Il s'agit, cette fois, des baptisés, des membres conscients de l'Eglise fondée par le Christ...
Levez les yeux au ciel
Là-haut, une trouée de lumière ! Un appel vers l'infini ! Et cet infini semble se déverser vers vous grâce à l'heureux mariage des arêtes de la voûte gothique et des corniches curvilignes de la montre.
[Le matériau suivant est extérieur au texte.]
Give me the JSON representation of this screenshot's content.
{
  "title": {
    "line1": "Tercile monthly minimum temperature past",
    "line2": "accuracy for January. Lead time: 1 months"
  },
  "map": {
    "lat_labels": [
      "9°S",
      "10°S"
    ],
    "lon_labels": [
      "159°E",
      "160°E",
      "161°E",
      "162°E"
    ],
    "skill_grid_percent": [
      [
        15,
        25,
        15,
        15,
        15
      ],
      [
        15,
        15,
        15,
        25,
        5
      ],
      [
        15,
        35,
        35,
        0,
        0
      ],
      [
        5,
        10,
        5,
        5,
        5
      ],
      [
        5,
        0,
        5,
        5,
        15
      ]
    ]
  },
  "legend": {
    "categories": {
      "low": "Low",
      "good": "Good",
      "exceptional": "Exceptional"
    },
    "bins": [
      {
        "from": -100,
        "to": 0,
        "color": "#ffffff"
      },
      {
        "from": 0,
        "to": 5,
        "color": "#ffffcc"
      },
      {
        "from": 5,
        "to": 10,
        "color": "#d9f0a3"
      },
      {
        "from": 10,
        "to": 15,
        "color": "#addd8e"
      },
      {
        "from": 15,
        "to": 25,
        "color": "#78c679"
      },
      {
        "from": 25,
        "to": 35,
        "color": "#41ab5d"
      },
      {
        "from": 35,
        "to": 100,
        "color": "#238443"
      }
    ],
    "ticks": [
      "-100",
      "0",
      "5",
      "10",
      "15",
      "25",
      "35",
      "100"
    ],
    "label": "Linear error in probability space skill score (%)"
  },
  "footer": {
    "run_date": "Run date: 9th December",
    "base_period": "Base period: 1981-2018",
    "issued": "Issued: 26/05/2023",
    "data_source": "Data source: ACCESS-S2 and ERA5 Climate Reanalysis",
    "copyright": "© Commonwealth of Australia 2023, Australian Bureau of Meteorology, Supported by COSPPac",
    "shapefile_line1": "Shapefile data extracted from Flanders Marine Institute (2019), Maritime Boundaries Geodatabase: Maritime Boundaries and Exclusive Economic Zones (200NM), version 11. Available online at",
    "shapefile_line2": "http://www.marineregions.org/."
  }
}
Ne voyez-vous pas qu'il y a là comme un immense coeur renversé, et qui déverse de la lumière, incliné vers vous ? Suger, que l'on pense originaire de Saint-Omer (?!), a créé, dit-on, le style gothique parce qu'il voulait que la lumière, que beaucoup de lumière, jaillisse en haut des voûtes des églises... Mais, souvent, les buffets d'orgue ne peuvent que s'adosser à une muraille aveugle ! Ici, on a respecté la source de lumière : le buffet d'orgue s'est incliné pour lui livrer passage !
Et il y a plus : dans les nervures flamboyantes de la fenêtre haute de la tour, lorsque l'on est bien dans l'axe, on voit se dessiner un Triangle, image classique de la Sainte Trinité, juste derrière l'Enfant-Jésus !
Les anges
Les deux grands anges sonneurs de trompette, dont le contre-jour découpe l'élégance des gestes et la fluidité des tuniques, et les deux anges placés plus bas qui jouent de la conque marine et du serpent, représentent tous les Esprits célestes, et ils ne cessent pas de chanter la Gloire de Dieu ! En effet, sur l'étendard bleu de chaque trompettiste, on peut lire, en lettres d'or, le chronogramme suivant : « eXCeLsI In LaVDeM » (à la Louange du Très-Haut) et les lettres majuscules indiquent 1717, date de l'achèvement du buffet.
Jésus-enfant
Mais, planté sur la terre, voici l'Enfant-Jésus ! On le dirait propulsé par la trouée de Lumière ! Il est là, aérien, intemporel, il a déjà les attributs du Ressuscité du matin de Pâques : l'auréole triomphale ceint sa chevelure, et de la hampe de la croix, qui est l'Etendard Pascal, il vise la tête de l'antique serpent. Pourquoi donc ce Jésus-Enfant, frêle et léger, et non pas le Christ en croix, le Christ enseignant, le Christ Pantocrator, le Christ du jugement dernier... Oui, pourquoi ? Sans doute pour évoquer ce que la théologie appelle « le Mystère de l'Incarnation » et pour nous redire que le Fils de Dieu est bien celui qui est venu dans l'humilité. Et s'il est ainsi planté sur la terre, n'est-ce pas pour y planter, à son tour, l'Eglise qui sera son corps Mystique ?...
Les hommes
Ceux-ci sont représentés, au milieu du buffet, par un globe terrestre tout rond et tout bleu, posé comme en équilibre sur la tourelle centrale, et tout irait pour le mieux, s'il n'était pas encerclé, enserré, étouffé, par le Serpent du Mal ! La Bible ne nous a-t-elle pas dit que le désordre originel a détourné l'homme de son Dieu et a fermé sa bouche et son coeur à la Louange ? Si l'homme n'est pas d'abord libéré du mal, il ne saurait chanter la gloire de Dieu, il ne saurait donner à son Créateur, la libre louange.